Katherine Stone, que dirige a organização sem fins lucrativos Postpartum Progress, dedicada à conscientização da depressão pós-parto, descreveu sua própria experiência de não se apaixonar perdidamente por seu bebê. "A pressão pela 'maternidade para me mudar' e pelo meu amor por ele ser 'esmagadora' foi demais", escreveu ela. "Isso não aconteceu da noite para o dia." Isso é extremamente difícil para mim admitir, e eu tenho lágrimas rolando pelo meu rosto enquanto escrevo isso. Não porque eu ainda sinto o mesmo, mas porque ninguém me disse que isso poderia acontecer, então eu pensei que não era normal. Eu me espancei e parti meu coração. Fiquei convencido de que não o amava o suficiente e havia algo errado comigo ".
Todas as mães são diferentes
A verdade é que toda mulher experimenta gravidez e nova maternidade de forma diferente. Algumas mulheres realmente se apaixonam por seus recém-nascidos à primeira vista e outros não. Não há maneira errada ou certa de se apaixonar por seu bebê e a última coisa que qualquer mãe nova precisa sentir é culpa por ela se relacionar com seu bebê.
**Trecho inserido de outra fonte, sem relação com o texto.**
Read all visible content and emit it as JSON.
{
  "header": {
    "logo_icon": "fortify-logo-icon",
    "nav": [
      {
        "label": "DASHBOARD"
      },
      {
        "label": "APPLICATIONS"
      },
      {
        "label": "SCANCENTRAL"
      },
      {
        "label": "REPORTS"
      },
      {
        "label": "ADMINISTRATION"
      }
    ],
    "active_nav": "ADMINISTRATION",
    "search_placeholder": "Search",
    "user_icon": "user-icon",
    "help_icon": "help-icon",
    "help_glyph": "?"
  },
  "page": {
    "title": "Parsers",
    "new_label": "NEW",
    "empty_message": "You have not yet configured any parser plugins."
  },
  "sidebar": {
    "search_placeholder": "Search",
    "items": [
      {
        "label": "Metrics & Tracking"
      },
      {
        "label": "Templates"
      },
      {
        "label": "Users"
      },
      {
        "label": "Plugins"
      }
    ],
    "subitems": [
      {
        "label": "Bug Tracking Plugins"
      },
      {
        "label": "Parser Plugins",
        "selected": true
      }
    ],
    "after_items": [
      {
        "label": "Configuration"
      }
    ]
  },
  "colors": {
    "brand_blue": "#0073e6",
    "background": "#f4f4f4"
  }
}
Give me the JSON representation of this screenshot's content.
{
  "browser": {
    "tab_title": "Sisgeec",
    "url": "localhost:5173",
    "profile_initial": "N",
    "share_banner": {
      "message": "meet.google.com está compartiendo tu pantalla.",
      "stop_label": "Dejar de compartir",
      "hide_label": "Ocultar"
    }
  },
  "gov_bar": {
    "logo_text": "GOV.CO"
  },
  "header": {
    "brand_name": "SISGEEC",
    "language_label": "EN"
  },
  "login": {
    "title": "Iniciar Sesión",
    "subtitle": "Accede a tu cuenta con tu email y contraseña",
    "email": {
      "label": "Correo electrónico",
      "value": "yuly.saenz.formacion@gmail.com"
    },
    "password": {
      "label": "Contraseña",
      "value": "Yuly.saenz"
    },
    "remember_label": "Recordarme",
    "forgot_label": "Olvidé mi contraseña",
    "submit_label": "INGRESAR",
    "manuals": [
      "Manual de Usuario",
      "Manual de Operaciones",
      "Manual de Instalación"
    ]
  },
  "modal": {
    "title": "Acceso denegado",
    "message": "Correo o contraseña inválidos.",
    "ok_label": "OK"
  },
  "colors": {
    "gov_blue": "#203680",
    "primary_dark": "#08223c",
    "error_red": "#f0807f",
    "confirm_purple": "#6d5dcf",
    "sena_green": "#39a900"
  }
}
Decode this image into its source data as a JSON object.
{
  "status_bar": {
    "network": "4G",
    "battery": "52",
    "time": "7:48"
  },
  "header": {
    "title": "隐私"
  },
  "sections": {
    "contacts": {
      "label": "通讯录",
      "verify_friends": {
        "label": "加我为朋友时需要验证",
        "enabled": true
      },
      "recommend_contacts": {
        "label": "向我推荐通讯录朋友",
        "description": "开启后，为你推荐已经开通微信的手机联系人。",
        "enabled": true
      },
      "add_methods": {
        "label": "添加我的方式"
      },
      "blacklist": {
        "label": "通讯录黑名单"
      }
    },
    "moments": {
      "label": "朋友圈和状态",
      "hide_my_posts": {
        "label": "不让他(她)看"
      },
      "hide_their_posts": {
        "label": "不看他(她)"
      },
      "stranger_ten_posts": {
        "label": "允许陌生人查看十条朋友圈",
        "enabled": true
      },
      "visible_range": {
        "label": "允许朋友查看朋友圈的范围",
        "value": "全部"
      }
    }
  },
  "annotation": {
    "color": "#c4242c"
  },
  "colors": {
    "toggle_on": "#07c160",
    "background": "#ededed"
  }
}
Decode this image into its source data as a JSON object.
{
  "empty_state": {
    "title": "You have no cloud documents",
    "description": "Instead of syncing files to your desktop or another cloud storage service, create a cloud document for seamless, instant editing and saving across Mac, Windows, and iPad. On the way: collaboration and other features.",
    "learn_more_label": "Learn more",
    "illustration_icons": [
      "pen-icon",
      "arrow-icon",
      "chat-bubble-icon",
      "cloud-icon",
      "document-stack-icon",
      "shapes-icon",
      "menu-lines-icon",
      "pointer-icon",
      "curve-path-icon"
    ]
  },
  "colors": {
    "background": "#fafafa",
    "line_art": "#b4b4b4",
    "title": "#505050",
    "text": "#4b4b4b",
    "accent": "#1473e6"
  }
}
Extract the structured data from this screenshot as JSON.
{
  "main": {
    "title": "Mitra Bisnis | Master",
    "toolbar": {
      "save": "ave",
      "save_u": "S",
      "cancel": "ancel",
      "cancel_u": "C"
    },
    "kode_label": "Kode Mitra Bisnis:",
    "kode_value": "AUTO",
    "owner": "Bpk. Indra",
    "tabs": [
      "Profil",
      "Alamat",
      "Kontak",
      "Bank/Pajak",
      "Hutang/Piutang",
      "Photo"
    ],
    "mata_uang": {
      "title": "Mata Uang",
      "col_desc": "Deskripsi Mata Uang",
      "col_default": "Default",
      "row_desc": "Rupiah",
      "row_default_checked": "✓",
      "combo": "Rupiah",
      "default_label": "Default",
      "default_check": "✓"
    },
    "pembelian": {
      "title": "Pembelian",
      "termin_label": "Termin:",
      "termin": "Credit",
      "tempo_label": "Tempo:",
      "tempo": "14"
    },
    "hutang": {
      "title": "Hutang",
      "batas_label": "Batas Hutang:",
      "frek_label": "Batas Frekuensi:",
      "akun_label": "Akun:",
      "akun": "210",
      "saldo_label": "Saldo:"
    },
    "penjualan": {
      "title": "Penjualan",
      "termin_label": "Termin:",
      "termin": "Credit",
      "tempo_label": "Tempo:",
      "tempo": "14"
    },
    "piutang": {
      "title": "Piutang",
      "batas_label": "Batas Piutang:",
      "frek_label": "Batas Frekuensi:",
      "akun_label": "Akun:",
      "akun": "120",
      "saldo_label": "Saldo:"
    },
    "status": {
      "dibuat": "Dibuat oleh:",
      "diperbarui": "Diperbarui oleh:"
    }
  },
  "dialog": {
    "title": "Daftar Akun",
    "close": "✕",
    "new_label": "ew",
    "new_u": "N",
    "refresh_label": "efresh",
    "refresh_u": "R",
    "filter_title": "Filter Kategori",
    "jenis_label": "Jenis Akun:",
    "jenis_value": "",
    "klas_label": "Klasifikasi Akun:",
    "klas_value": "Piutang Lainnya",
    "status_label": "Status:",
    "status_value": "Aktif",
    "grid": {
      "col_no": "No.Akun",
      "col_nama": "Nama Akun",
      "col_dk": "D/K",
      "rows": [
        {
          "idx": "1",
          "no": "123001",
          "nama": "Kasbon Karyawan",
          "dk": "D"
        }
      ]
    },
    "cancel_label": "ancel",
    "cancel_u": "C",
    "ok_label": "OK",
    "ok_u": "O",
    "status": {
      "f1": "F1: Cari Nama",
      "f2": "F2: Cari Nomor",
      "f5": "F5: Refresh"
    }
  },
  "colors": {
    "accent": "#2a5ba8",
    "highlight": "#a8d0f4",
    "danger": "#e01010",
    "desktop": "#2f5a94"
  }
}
E pode haver diferenças químicas no cérebro das mulheres, que também são responsáveis pelos vários níveis de vinculação mãe-bebê. Pesquisas mais recentes examinam os efeitos da ocitocina , o hormônio do "amor", que também desempenha um papel no trabalho de parto e na amamentação, e descobrem que mulheres com depressão ou outros problemas de saúde mental subjacentes podem ter baixos níveis de ocitocina que podem interferir sentimentos de estar ligado ao seu bebê.
Você ainda pode ser um bom pai
O ponto é, você pode estar esperando se apaixonar por seu bebê logo depois de ele nascer, ou depois de dar as boas-vindas ao seu pequeno lar por adoção ou outras circunstâncias familiares, mas às vezes isso simplesmente não acontece. Há tantos desafios difíceis que você encontra ao trazer um novo bebê para casa, e ficar de saco cheio com seu bebê imediatamente não é um requisito para ser um bom pai. Você ainda pode amar seu bebê e cuidar do seu pequeno, mesmo que não esteja sentindo aquela sensação de amor excessivo.
Se você ainda não está sentindo o amor pelo seu recém-nascido, ou está grávida e se perguntando se esse vínculo maternal vai dar certo, não entre em pânico. Dê a si mesmo tempo para descobrir a maternidade em seus próprios termos e não se agrade se precisar de um pouco mais de tempo para se ajustar ao cuidado com seu bebê. Seja aberto e honesto com seus sentimentos e concentre-se em cuidar de si mesmo também. No entanto, se você tiver dificuldade prolongada de se relacionar com seu bebê ou se tiver outros sintomas, como querer prejudicar a si mesmo ou a seu bebê, fale com seu médico sobre seus sentimentos, pois eles podem ser resultado de depressão pós-parto. tratável.